The International Red Cross, meanwhile, warned that it could no longer "cope" with the fast-expanding humanitarian crisis in Syria.
In an interview with the Russian television channel RT, Assad sketched an apocalyptic scenario should the West mount an invasion of Syria.
"I think the price of this invasion, if it happens, is … too big," Assad, speaking in English, told the Russian station in one of his infrequent recent interviews. "More than the whole world can afford. … We are the last stronghold of secularity and stability in the region. And coexistence, let's say. It will have a domino effect … from the Atlantic to the Pacific."
The Syrian president, whose family has ruled the country for 40 years, has frequently depicted his government as stoutly manning the ramparts of stability in a volatile region beset by religious, ethnic and political divides. He has previously warned that his government would not fall without igniting a regional conflagration.

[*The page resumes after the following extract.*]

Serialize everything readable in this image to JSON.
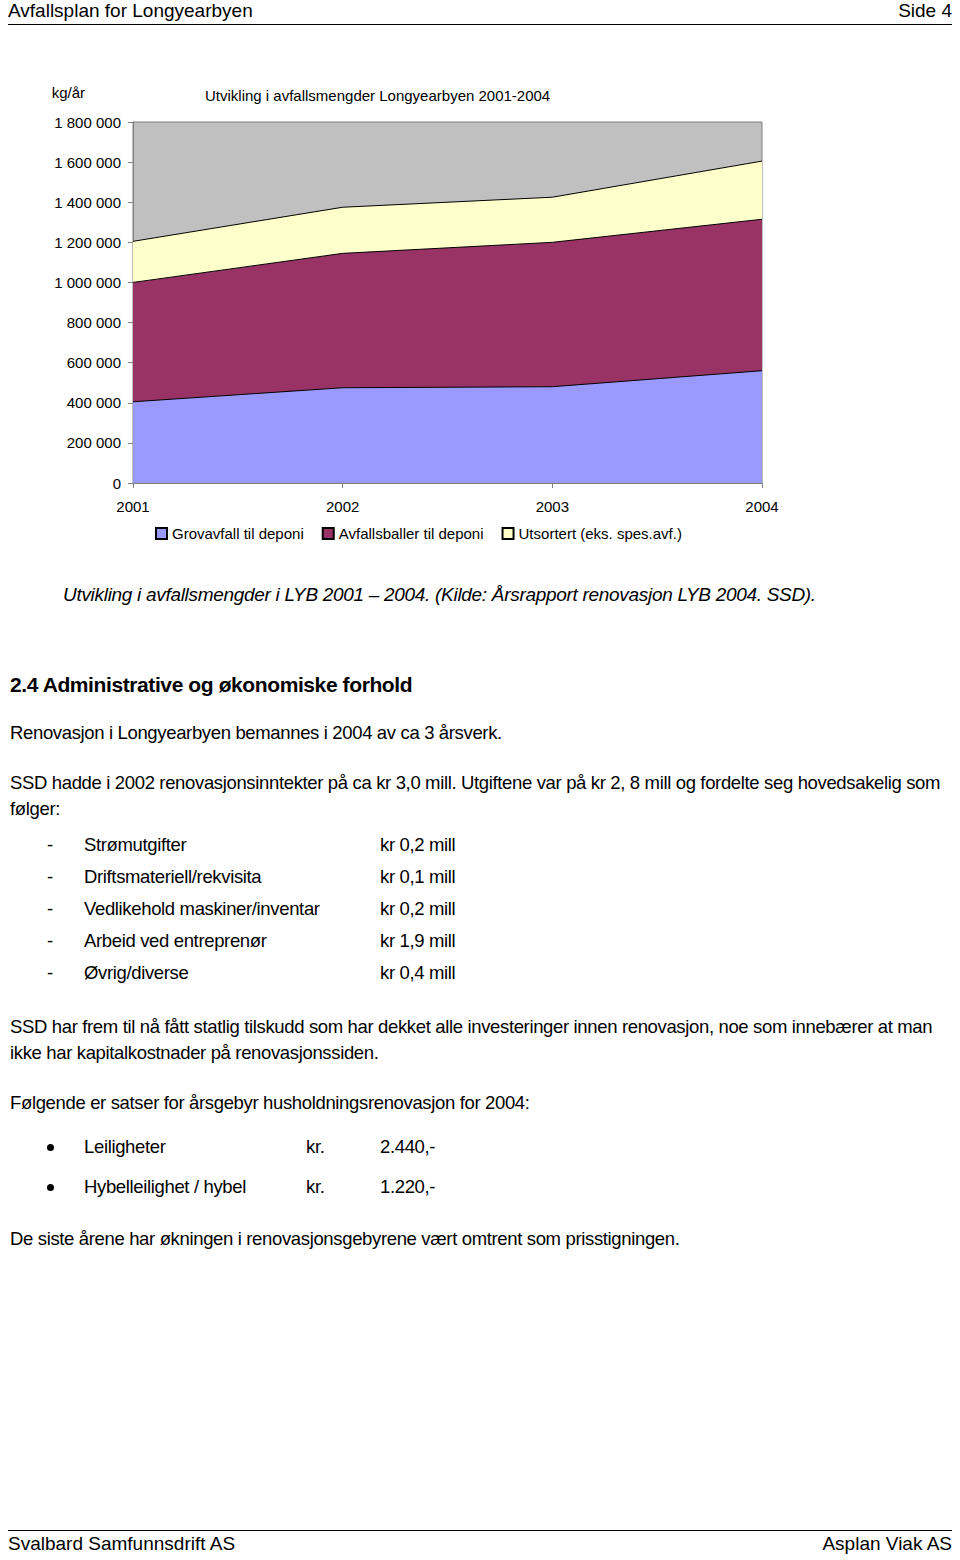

Assad said he believed an invasion of his country was unlikely, but he stressed that in the event of such an attack "nobody can tell what's next."
In the interview, Assad also repeated previous assertions that he has no intention of leaving Syria despite demands from Washington and elsewhere that he relinquish power.
"I am Syrian. I'm made in Syria," Assad said in an interview, excerpts of which appeared Thursday on RT's website. "I have to live in Syria and die in Syria."